Mathematics Stack Exchange is a question and answer site for people studying math at any level and professionals in related fields. It only takes a minute to sign up.
Sign up to join this community
A spider needs a sock and a shoe for each of its eight legs. In how many ways can it put on the shoes and socks, if socks must be put on before the shoe?
My attempt:
If I consider its legs to be indistinguishable, then it's exactly the $8^{\text{th}}$ term of the Catalan sequence. However the legs are distinguishable. So the total number of ways equals $\frac1{8+1} \binom{16}{8} (8!)^2$.
Is this correct? Is there another way of doing it?
Edit: All socks and shoes are distinguishable.
You can imagine doing this as writing a sequence, say $$3453228156467781$$
What does it mean?
It means first put sock on leg $\color{red}{3}$ and on 4-th move put shoe on leg $\color{red}{3}$
then put sock on leg $\color{blue}{4}$ and on 11-th move put shoe on leg $\color{blue}{4}$ and so on...
So for each leg you must choose a pair in this sequence. On smaller number in this pair put a sock and the other shoe.
So we have $${16\choose 2}{14\choose 2}....{4\choose 2}{2\choose 2} = {16!\over 2!^8}$$
No, it's not correct. Multiplying the Catalan number by $8!$ twice means we're choosing legs arbitrarily for each instance of a socking or a shoeing - with no regard to whether that leg has a sock on it, in the latter case. It's a substantial overcount.
Multiplying by $8!$ once would correspond to a "last in, first out" restriction; each time we put a shoe on, it's the most recently socked leg. That's an undercount, of course.
There are two actions per leg - the sock and then the shoe. All we need to know to determine a sequence is when each leg was worked on. That's $\binom{16}{2}$ for the first leg, $\binom{14}{2}$ for the second, and so on - or, equivalently, the multinomial coefficient $\binom{16}{2,2,\dots,2} = \frac{16!}{(2!)^8}$.
The answers given are correct, but I have a different (and possibly easier) way to think of it:
If you relax the condition for the sock/shoe event to be in order then there are $2n$ ($=16$) events hence $16!$ orderings.
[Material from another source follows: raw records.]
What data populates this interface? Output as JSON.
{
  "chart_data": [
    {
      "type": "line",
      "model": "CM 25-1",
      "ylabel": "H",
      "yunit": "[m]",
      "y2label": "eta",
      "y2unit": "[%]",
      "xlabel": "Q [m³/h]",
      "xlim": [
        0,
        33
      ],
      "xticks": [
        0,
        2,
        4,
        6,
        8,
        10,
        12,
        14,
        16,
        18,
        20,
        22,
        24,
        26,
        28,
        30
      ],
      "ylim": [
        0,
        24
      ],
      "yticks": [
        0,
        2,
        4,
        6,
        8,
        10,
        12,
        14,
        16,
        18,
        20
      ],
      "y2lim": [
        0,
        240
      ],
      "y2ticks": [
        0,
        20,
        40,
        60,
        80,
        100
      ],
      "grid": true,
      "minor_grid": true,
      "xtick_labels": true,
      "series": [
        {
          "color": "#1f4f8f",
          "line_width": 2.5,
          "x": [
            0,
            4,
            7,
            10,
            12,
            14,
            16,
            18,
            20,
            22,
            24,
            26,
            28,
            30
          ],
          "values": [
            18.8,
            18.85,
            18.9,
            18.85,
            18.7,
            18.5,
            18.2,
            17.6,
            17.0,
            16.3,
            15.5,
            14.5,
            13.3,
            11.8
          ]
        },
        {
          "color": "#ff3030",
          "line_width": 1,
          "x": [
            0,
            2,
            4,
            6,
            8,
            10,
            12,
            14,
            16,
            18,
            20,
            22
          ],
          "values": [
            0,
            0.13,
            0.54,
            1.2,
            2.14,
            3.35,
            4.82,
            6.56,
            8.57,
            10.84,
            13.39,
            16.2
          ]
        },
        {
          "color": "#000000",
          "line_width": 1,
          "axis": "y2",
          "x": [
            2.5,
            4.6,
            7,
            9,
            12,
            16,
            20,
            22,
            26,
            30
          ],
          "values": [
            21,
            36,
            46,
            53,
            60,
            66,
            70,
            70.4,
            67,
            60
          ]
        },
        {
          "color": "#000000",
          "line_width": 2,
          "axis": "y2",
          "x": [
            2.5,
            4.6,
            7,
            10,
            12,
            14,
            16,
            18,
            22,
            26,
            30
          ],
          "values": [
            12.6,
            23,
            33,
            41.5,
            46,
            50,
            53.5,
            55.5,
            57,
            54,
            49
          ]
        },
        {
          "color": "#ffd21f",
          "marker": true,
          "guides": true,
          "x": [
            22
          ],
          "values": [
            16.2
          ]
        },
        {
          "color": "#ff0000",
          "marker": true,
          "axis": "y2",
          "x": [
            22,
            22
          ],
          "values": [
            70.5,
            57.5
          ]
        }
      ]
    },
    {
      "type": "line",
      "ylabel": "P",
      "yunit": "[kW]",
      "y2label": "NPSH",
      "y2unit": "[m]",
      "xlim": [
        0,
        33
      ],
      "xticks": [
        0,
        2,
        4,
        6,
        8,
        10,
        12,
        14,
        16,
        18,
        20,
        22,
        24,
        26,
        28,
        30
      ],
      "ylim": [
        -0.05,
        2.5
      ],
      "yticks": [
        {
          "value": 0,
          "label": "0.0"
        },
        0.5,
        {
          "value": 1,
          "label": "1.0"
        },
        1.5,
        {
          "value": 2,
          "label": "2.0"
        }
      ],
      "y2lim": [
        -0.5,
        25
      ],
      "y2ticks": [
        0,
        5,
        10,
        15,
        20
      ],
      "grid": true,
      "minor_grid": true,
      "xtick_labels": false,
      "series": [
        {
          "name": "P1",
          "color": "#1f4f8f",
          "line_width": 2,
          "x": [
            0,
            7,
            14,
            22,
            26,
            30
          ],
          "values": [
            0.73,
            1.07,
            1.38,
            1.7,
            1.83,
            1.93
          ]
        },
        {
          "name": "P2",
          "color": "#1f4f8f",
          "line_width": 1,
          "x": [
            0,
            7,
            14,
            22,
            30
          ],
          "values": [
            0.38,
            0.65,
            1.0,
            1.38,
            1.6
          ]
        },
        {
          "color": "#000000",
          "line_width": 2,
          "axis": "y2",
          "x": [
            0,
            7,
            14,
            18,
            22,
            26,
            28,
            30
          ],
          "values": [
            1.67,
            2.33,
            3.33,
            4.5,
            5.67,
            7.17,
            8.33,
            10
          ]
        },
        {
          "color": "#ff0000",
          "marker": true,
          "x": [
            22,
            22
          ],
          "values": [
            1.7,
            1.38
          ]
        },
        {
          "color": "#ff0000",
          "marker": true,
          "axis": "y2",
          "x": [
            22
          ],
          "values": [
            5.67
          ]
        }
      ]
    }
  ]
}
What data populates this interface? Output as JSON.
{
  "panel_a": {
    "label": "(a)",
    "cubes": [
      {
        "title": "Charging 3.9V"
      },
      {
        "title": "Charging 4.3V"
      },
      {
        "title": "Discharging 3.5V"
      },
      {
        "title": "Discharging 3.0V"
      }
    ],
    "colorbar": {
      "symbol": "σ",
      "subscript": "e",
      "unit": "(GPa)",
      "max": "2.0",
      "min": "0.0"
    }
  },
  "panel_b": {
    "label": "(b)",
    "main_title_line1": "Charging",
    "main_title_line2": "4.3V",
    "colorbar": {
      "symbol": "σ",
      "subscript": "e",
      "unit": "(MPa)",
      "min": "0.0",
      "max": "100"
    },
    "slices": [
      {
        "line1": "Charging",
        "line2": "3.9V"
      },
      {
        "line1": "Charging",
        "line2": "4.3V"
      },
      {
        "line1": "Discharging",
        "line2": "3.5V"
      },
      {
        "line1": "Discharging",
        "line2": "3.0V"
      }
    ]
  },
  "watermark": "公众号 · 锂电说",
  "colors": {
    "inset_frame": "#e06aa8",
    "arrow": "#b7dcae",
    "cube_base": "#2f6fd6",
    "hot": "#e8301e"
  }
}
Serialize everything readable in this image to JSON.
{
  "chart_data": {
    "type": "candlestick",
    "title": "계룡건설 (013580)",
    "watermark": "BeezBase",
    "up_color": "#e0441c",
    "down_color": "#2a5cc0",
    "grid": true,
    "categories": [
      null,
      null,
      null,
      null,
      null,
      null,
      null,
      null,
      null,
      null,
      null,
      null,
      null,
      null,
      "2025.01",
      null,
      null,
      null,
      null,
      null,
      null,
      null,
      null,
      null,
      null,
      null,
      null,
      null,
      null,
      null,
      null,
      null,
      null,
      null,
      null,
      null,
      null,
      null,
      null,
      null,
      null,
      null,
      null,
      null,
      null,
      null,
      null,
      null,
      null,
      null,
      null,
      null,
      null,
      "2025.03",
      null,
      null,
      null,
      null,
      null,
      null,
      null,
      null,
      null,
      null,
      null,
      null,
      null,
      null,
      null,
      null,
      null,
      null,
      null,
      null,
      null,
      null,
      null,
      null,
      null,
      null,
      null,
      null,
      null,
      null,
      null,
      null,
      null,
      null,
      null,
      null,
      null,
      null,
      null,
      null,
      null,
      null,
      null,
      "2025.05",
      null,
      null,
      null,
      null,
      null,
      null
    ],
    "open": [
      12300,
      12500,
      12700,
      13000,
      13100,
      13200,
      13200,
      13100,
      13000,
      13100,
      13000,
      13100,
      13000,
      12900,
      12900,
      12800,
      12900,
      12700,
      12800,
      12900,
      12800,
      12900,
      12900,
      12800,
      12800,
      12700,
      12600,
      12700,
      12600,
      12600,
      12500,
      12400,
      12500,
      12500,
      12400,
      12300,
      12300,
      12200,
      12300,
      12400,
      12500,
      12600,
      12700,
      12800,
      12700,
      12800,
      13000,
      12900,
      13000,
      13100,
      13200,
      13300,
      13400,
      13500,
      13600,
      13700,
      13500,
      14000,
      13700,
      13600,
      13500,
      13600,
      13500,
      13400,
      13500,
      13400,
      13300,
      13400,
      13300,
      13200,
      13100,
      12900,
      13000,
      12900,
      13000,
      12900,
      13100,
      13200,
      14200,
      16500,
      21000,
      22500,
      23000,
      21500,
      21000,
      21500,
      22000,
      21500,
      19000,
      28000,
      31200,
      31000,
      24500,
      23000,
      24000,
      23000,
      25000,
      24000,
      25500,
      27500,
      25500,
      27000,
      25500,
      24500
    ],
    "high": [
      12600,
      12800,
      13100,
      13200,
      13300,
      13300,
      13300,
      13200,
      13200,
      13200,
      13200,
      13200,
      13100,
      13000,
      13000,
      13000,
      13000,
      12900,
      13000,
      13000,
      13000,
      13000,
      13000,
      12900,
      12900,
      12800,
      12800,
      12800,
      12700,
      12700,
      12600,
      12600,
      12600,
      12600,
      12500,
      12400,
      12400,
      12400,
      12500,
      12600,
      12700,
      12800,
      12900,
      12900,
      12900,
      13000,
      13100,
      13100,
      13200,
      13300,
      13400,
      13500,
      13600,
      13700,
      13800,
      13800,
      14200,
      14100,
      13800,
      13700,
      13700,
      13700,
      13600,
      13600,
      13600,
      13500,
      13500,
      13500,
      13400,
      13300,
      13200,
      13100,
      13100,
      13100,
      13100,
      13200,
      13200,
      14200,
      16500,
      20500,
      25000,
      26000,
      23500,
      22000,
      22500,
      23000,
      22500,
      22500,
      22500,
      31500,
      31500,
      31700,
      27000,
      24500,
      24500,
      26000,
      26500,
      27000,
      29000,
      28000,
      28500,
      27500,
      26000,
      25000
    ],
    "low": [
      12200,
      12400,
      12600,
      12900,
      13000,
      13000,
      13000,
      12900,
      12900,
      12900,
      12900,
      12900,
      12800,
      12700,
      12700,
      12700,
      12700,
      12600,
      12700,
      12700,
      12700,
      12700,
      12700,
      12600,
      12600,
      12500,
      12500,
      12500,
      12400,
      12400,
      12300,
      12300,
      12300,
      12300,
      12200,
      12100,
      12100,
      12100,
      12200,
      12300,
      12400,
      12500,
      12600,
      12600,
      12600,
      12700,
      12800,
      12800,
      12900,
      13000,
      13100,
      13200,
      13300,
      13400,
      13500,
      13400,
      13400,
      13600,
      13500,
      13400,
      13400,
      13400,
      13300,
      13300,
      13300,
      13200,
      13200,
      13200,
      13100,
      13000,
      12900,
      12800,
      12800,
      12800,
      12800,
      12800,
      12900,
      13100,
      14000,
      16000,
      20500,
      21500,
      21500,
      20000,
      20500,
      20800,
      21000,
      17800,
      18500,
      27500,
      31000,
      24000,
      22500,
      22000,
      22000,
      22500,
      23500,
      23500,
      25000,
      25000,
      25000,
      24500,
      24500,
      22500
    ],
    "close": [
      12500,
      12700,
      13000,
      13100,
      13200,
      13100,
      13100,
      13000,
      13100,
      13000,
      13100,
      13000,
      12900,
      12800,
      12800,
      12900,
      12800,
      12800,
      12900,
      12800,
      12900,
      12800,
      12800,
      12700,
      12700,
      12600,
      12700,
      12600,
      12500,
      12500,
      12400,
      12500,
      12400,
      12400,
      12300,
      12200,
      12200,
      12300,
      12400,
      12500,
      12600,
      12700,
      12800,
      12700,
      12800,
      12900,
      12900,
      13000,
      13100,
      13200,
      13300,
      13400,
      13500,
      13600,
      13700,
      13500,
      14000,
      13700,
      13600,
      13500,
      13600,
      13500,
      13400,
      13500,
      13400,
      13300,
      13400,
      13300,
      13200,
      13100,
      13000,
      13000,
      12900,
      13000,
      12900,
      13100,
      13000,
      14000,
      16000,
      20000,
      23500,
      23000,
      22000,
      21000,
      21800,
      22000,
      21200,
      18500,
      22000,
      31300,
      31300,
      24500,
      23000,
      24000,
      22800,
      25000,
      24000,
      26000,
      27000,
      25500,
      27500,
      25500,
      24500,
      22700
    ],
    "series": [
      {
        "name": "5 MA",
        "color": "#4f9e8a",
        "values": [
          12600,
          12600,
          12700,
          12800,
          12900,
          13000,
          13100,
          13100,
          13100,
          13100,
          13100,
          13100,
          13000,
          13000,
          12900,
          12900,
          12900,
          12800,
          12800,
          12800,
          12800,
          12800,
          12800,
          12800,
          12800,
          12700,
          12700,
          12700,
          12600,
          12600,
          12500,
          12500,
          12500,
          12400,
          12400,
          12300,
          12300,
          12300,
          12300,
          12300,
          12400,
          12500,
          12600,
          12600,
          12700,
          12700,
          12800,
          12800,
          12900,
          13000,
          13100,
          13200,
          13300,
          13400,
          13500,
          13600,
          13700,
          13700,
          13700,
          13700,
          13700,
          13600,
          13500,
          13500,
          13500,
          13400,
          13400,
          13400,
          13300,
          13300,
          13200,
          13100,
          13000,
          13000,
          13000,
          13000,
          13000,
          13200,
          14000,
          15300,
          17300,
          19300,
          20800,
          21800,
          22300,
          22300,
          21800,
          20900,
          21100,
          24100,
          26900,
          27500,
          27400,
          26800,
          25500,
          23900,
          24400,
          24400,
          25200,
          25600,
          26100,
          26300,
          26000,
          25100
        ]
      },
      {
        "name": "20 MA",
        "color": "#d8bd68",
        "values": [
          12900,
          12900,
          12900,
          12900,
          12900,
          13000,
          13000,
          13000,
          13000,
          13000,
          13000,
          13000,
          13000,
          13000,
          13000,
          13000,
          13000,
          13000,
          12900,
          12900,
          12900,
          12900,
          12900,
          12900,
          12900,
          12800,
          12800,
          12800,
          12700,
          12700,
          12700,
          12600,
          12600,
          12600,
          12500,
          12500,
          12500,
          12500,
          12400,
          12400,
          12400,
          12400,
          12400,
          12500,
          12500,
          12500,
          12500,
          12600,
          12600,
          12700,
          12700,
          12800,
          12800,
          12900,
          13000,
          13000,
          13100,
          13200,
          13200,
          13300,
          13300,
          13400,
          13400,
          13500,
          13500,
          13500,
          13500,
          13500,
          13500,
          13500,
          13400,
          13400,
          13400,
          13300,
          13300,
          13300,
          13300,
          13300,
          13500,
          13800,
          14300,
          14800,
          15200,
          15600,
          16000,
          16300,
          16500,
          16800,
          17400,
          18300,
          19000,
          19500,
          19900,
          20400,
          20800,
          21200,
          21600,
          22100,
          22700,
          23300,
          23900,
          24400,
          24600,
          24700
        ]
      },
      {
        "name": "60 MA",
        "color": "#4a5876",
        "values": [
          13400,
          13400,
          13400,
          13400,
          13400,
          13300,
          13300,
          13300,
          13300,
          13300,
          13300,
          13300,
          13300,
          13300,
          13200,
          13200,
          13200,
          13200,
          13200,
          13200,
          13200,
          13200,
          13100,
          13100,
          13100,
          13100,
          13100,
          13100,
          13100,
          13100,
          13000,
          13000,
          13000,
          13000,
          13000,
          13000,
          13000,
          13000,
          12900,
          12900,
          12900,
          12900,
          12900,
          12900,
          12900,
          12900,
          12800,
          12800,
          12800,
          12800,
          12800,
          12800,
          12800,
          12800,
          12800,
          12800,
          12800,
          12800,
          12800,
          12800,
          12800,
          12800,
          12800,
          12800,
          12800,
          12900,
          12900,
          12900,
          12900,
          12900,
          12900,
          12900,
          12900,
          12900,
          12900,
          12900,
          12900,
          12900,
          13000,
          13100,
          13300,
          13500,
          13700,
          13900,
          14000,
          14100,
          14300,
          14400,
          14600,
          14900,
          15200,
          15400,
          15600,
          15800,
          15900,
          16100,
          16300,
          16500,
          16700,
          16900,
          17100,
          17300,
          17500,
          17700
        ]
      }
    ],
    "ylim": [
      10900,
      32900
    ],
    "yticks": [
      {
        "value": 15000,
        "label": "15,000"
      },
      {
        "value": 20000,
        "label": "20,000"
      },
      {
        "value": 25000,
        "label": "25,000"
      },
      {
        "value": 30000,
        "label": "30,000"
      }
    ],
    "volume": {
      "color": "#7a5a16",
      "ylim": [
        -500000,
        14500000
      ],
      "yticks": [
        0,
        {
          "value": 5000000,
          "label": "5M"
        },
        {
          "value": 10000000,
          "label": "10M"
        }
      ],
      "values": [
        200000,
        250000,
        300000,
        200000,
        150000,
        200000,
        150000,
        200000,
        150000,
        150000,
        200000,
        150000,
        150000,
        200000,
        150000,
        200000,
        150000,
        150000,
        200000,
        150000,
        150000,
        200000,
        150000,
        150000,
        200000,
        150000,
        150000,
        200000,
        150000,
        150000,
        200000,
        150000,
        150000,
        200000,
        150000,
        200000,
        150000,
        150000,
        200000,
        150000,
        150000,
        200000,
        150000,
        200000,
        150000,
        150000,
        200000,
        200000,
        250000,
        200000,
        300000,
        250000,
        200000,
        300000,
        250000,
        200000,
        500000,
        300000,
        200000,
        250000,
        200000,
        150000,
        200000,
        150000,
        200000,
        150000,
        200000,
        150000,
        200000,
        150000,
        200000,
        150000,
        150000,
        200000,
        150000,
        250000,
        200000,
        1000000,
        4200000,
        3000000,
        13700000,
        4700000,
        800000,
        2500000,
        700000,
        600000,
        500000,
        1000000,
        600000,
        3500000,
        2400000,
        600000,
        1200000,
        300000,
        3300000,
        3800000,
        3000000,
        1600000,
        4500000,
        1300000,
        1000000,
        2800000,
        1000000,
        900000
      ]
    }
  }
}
This is of course an over-count: many (most) of these are of an invalid ordering, with at least one sock over the top of a shoe. The question is by how many?
To answer this, suppose we divide them into groups. Specifically one group for each of the orderings of shoe/sock on each foot. For example:
These groups are of the same size (none of them are special).
There are $2^n$ ($2^8$) of these groups so each of them, including the one we want, is of size: $\frac{16!}{2^8}$ or $81,729,648,000$.
Notes on generalisation:
Suppose $n$ legs and $k$ objects to put on in a given order. There are $(k n)!$ events, $k!$ orderings of any one of the leg's objects. Hence $(k!)^n$ orderings of the objects on each leg, only one of which is desired and so: $\frac{(k n)!}{(k!)^n}$ possible valid orderings of placing an object on a leg.
Another approach:
Let $f(n)$ denote the number of ways for an $n$-legged animal to put socks and shoes on all of their legs.
With one leg, there's only one way: Put the sock on, then the shoe.
With two legs (like the vast majority of humans), there are 6 possibilities. In greedoid's notation, these are:
Now, suppose that we've calculated $f(k)$ for some $k$. How does introducing a $(k + 1)$th leg affect the problem?
If you take any possible sequence of the $2k$ sock+shoe events for $k$ legs, then there are $2k + 1$ possible positions in the sequence to put the sock for the new leg (the $2k - 1$ positions between existing events, at the beginning, or at the end). Assume that we decide to put this new event after $j$ of the original events.
Now, let's decide when to put on the shoe for the new leg. This is trickier, because it depends on when we put on the sock. This new event can be inserted at index $j + 1$, $j + 2$, $j + 3$, ..., up to $2k + 1$, for $2k + 1 - j$ possibilies.
So, that gives us $\sum\limits_{j=0}^{2k+1} (2k + 1 - j)$ possibilities for when to add the sock and shoe for the new leg, which works out to the $(2k + 1)$th triangular number = $\frac{(2k + 1)(2k + 2)}{2}$. With $k + 1 = n$, this can be rewritten as $\frac{(2n - 1)(2n)}{2} = n(2n - 1)$.
We now have the recurrence relation $f(n) = n(2n - 1)f(n-1)$ with base case $f(n) = 1$. Or, in Python syntax.
>>> def f(n):
... if n == 1:
... return 1
... else:
... return n * (2 * n - 1) * f(n - 1)
...
>>> f(8)
81729648000
Proof that this is equivalent to the non-recursive formulation $f(n) = \frac{(2n)!}{2^n}$ is left as an exercise for the reader.